= Matt McConnell =

American sportscaster

Matt McConnell is an American sports broadcaster and is currently the play-by-play announcer for Utah Mammoth.

==Early life==
McConnell was born in Gary, Indiana. While he spent most of his childhood in Indiana, his father's job with U.S. Steel resulted in the family relocating to Minnesota and Pittsburgh. McConnell graduated from Mt. Lebanon High School in 1981 and earned his Bachelor's degree in Telecommunications at Michigan State University. While living in Pittsburgh, McConnell became a fan of the Pittsburgh Penguins and especially idolised Mike Lange.

==Announcing career==
===NHL===
McConnell got his start in the NHL as the radio play-by-play announcer for the Mighty Ducks of Anaheim, a position which he held from 1993 to 1996.

At the end of 1996, he joined the Pittsburgh Penguins as their radio play-by-play announcer.

In 1999, he joined the Atlanta Thrashers as the team's first-ever TV play-by-play announcer, a position which he held from 1999 to 2003, and returned to from 2009 to 2011.

From 2004 to 2006 he served as the Minnesota Wild TV play-by-play announcer. McConnell has also covered the NHL playoffs for NHL Radio and Westwood One.

In 2011 he was named the play-by-play announcer for the Arizona Coyotes. In 2013, he was named "Arizona Sports Broadcaster of the Year" by the National Sports Media Association. In 2020 and 2021, he was named a finalist for the same award.

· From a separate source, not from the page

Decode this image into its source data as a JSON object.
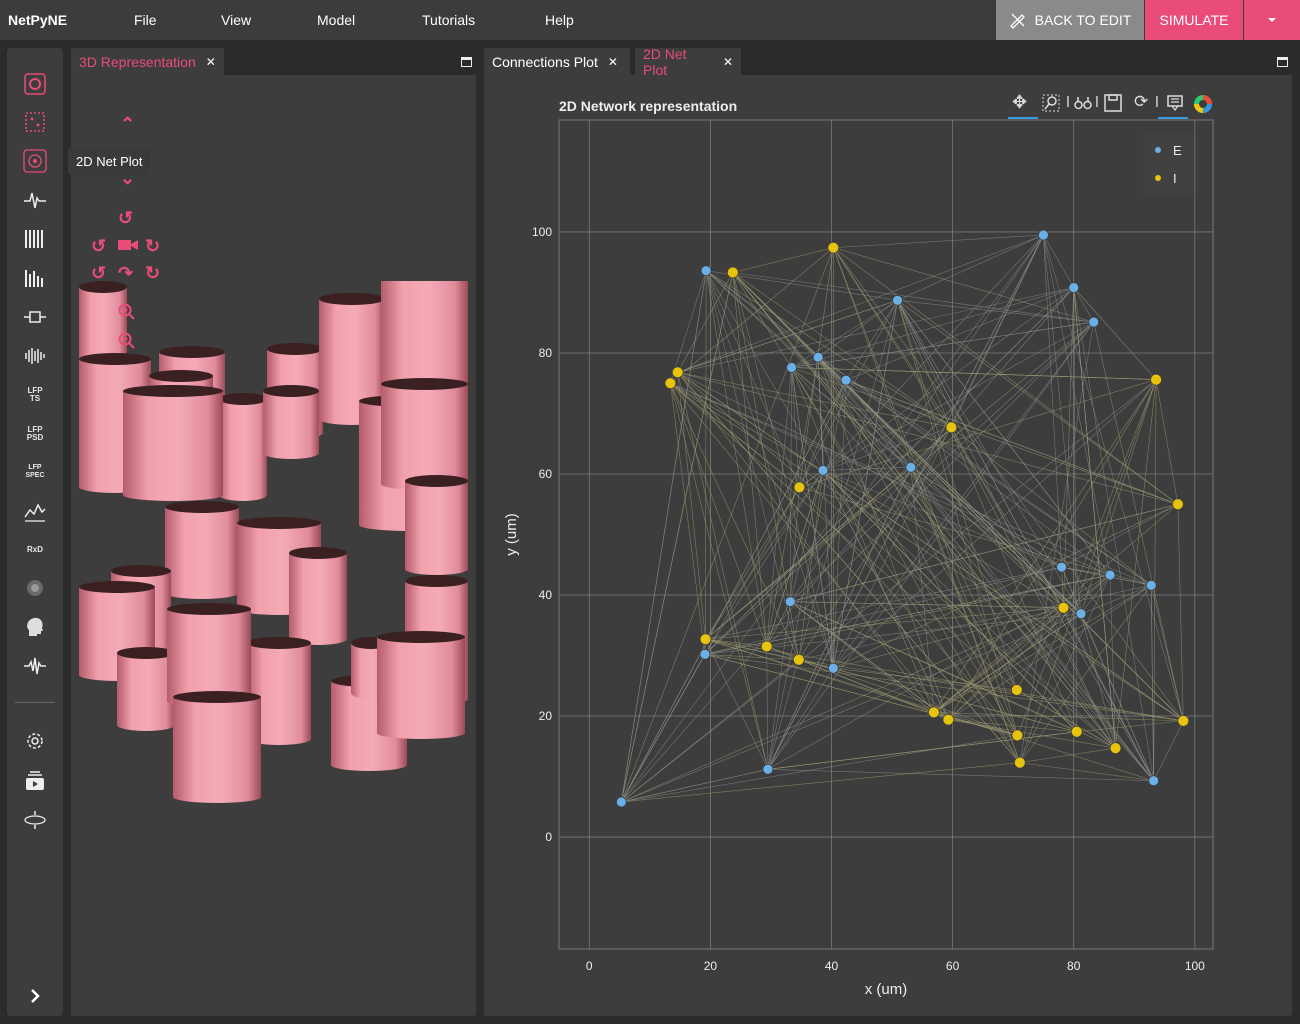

At the conclusion of the 2024 NHL season the Arizona Coyotes suspended operations.

In September 2024 McConnell was named the play-by-play announcer for the Utah Mammoth, the newest team in the NHL, consisting of the assets of the former Arizona Coyotes.

===College sports===
McConnell also has served as the lead play-by-play announcer for CBS College Sports Network college hockey broadcasts. He also covered college basketball, college football and college lacrosse.

=== World Juniors ===
McConnell served as the play-by-play announcer for NHL Network coverage of the 2009 World Junior Ice Hockey Championships.